Celebrating their 10th birthday, Canadian indie-pop act Stars are proving that their success hasn’t been a fluke. Currently based in Montreal, Stars—a four-man, one-woman act—recently released their fifth full-length album, The Five Ghosts, the band’s first release on its own label, Soft Revolution. After a summer-long tour testing and eventually promoting the new songs, Stars is getting ready for a tour-ending show in Montreal this Saturday.
Stars albums have frequently been marked with very emotional lyrics on love and death. Evan Cranley, the band’s bassist and guitarist, explains that while past albums have also dealt with these kinds of lyrical themes, their newest release is especially rooted in personal expression.
“I think that all five of us have been through a lot personally and spiritually over the last two years, three years in our lives,” Cranley says. “What the music sounds like and talks about is definitely personal experiences. The last two or three years have been the biggest kind of growth in a sense as people.”
Though past successes—2004’s Set Yourself on Fire and 2007’s In Our Bedroom After the War dealt with similar ideas, Cranley feels that there’s a stronger connection to the lyrical themes on The Five Ghosts.

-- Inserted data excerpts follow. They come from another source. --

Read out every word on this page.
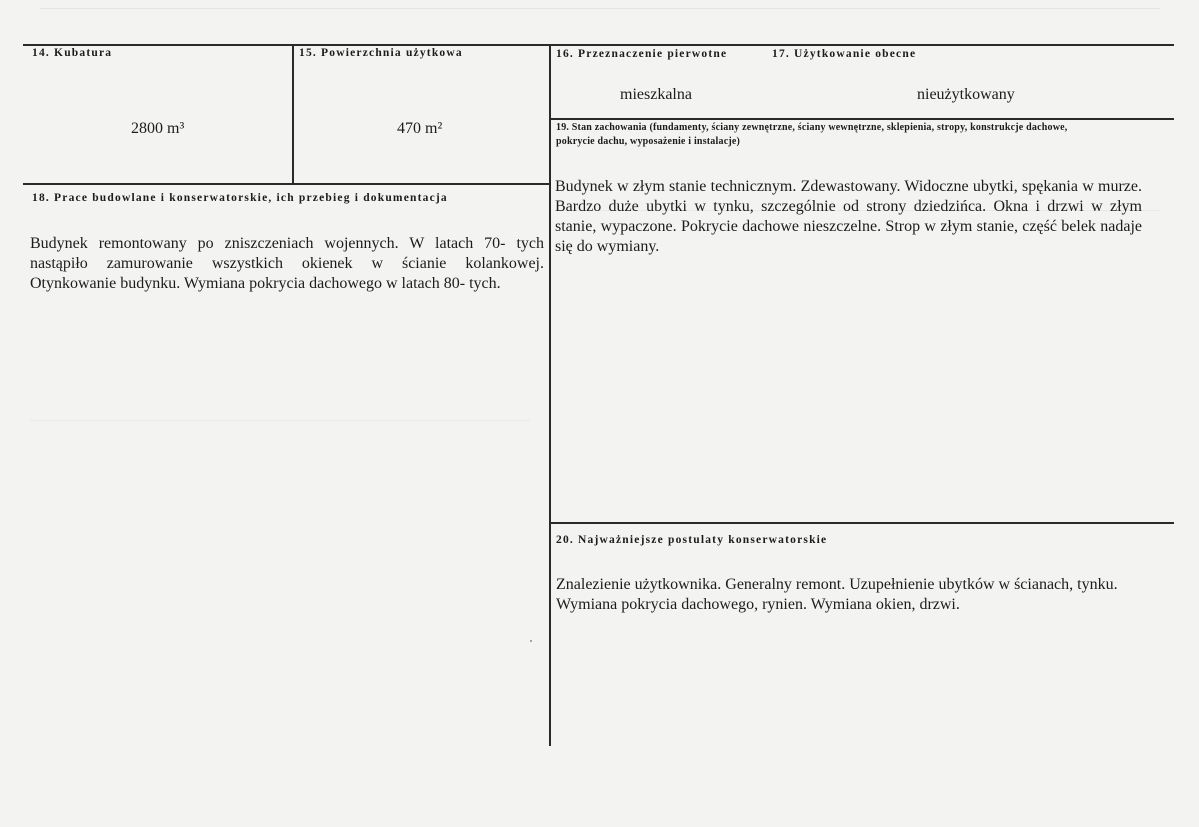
14. Kubatura
2800 m³
15. Powierzchnia użytkowa
470 m²
16. Przeznaczenie pierwotne	17. Użytkowanie obecne
mieszkalna	nieużytkowany
19. Stan zachowania (fundamenty, ściany zewnętrzne, ściany wewnętrzne, sklepienia, stropy, konstrukcje dachowe, pokrycie dachu, wyposażenie i instalacje)
Budynek w złym stanie technicznym. Zdewastowany. Widoczne ubytki, spękania w murze. Bardzo duże ubytki w tynku, szczególnie od strony dziedzińca. Okna i drzwi w złym stanie, wypaczone. Pokrycie dachowe nieszczelne. Strop w złym stanie, część belek nadaje się do wymiany.
18. Prace budowlane i konserwatorskie, ich przebieg i dokumentacja
Budynek remontowany po zniszczeniach wojennych. W latach 70- tych nastąpiło zamurowanie wszystkich okienek w ścianie kolankowej. Otynkowanie budynku. Wymiana pokrycia dachowego w latach 80- tych.
20. Najważniejsze postulaty konserwatorskie
Znalezienie użytkownika. Generalny remont. Uzupełnienie ubytków w ścianach, tynku. Wymiana pokrycia dachowego, rynien. Wymiana okien, drzwi.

“The older you get, you tend to reflect more and maybe relate more with your personal experiences,” he says. “I think we’ve just gotten deeper in touch with the subject matter we’ve always talked about.”
Similarly, the band’s sound can be tracked over time and the newest album demonstrates some key aural transitions in Stars. Cranley says that In Our Bedroom After the War was more of a “celebratory rock record,” while the band tried to use more synthesizers on the new record to achieve a somewhat darker feeling.

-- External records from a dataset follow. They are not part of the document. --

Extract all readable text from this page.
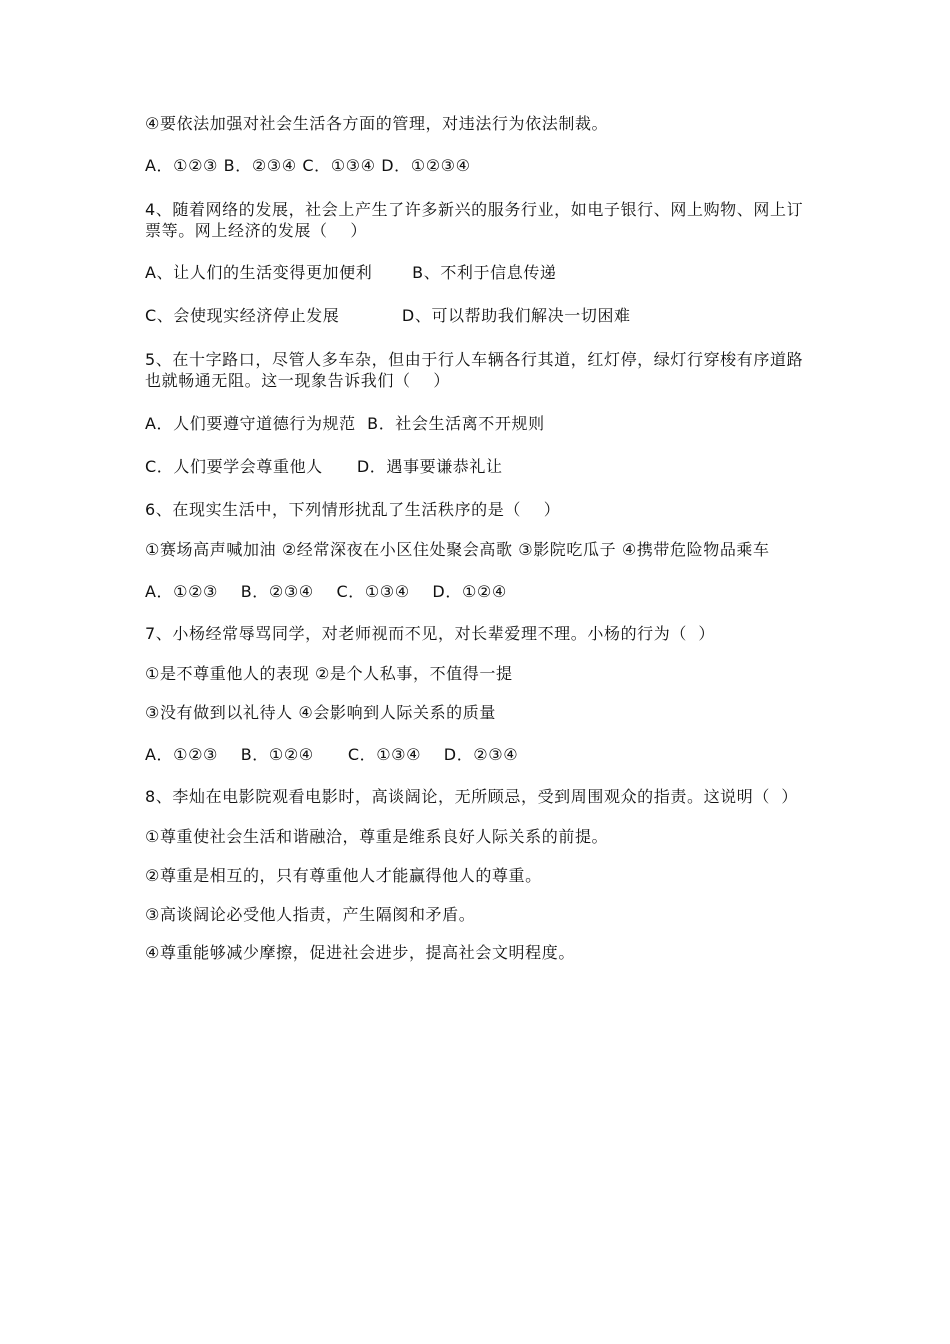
④要依法加强对社会生活各方面的管理，对违法行为依法制裁。
A．①②③ B．②③④ C．①③④ D．①②③④
4、随着网络的发展，社会上产生了许多新兴的服务行业，如电子银行、网上购物、网上订
票等。网上经济的发展（    ）
A、让人们的生活变得更加便利       B、不利于信息传递
C、会使现实经济停止发展           D、可以帮助我们解决一切困难
5、在十字路口，尽管人多车杂，但由于行人车辆各行其道，红灯停，绿灯行穿梭有序道路
也就畅通无阻。这一现象告诉我们（    ）
A．人们要遵守道德行为规范  B．社会生活离不开规则
C．人们要学会尊重他人      D．遇事要谦恭礼让
6、在现实生活中，下列情形扰乱了生活秩序的是（    ）
①赛场高声喊加油 ②经常深夜在小区住处聚会高歌 ③影院吃瓜子 ④携带危险物品乘车
A．①②③    B．②③④    C．①③④    D．①②④
7、小杨经常辱骂同学，对老师视而不见，对长辈爱理不理。小杨的行为（  ）
①是不尊重他人的表现 ②是个人私事，不值得一提
③没有做到以礼待人 ④会影响到人际关系的质量
A．①②③    B．①②④      C．①③④    D．②③④
8、李灿在电影院观看电影时，高谈阔论，无所顾忌，受到周围观众的指责。这说明（  ）
①尊重使社会生活和谐融洽，尊重是维系良好人际关系的前提。
②尊重是相互的，只有尊重他人才能赢得他人的尊重。
③高谈阔论必受他人指责，产生隔阂和矛盾。
④尊重能够减少摩擦，促进社会进步，提高社会文明程度。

“It might seem like small differences to people who have listened to our catalogue, but I mean I always try to push something that hasn’t been pushed before,” Cranley says. “I think this time it was important that we push the synths a little bit more, and it was almost an intent to be a little colder.
Cranley feels that the band was able to push themselves to new areas of creativity by surrounding themselves with less familiar equipment.
“I think [unfamiliarity] really offsets the lyrical content as well with the synths,” he says. “So it was all very on purpose; we tend to be quite calculated in how we do things.”
With this being the first album released on Stars’ own label, Cranley says that a lot of their friends and peers have been impressed by the band’s initiative to launch themselves, but not much has changed in the way the band produces music.
“We just kind of curated this home for ourselves and hopefully it’s a place where we can keep putting out Stars records for a long time,” Cranley says. “Its purely a business decision and also kind of an aesthetic imprint as well. I think Stars records—they way they sound, the way they look, they way they’re performed live—will only happen on the imprint that we made.”
As former members of the Toronto supergroup Broken Social Scene, Stars are no strangers to working with their friends on projects and invited Apostle of Hustle’s frontman Andrew Whiteman to work on what is his second Stars album.-
“Inviting Andrew Whiteman to play was really a no-brainer, because the five of us are tremendous fans of how he approaches the instrument,” Cranley says. “I just think he added little flavours here and there that really brought the songs to another level.”
“As far as musical community is concerned,” Cranley says, “I’m friends with a lot of musicians here and I find that community in music is really important because it helps to push one another creatively, and maybe business wise, because it’s nice to have a support system of people that are doing the same things that you do.”
Further considering the effects of personal lives on music, Cranley and singer/guitarist Amy Millan are expecting a baby and says the arrival will definitely change the way the band operates and the sound of their music.
“I think just your whole outlook on life will change, so it has to musically,” he says. “I don’t know how it will change yet. I suspect I’ll take things a lot more seriously … or maybe I won’t, I don’t know. The roads are going to change, physically—there’ll have to be nannies and different ways of travelling, but you can’t stop doing what you love, and I think that’s important.”
“And artistically who knows,” he adds. “It will definitely influence what we do on the next record, which we’ll hopefully start doing early in the new year.”
For the last show of the tour, Cranley is very excited to be playing in Montreal.
“I’ve always used the city as a texture and an inspiring place to fuel me and I know other people in the band really like to write and create here, it’s a special place,” he says.
Cranley added that unlike previous shows showcasing the new album, he expects this Saturday’s performance to be a “real celebration of our catalogue and the last 10, 11 years of the band.”
“It’s my favourite place to play in the world,” he says. “I can’t wait.”
Stars plays Metropolis Saturday, December 4. Tickets are $28.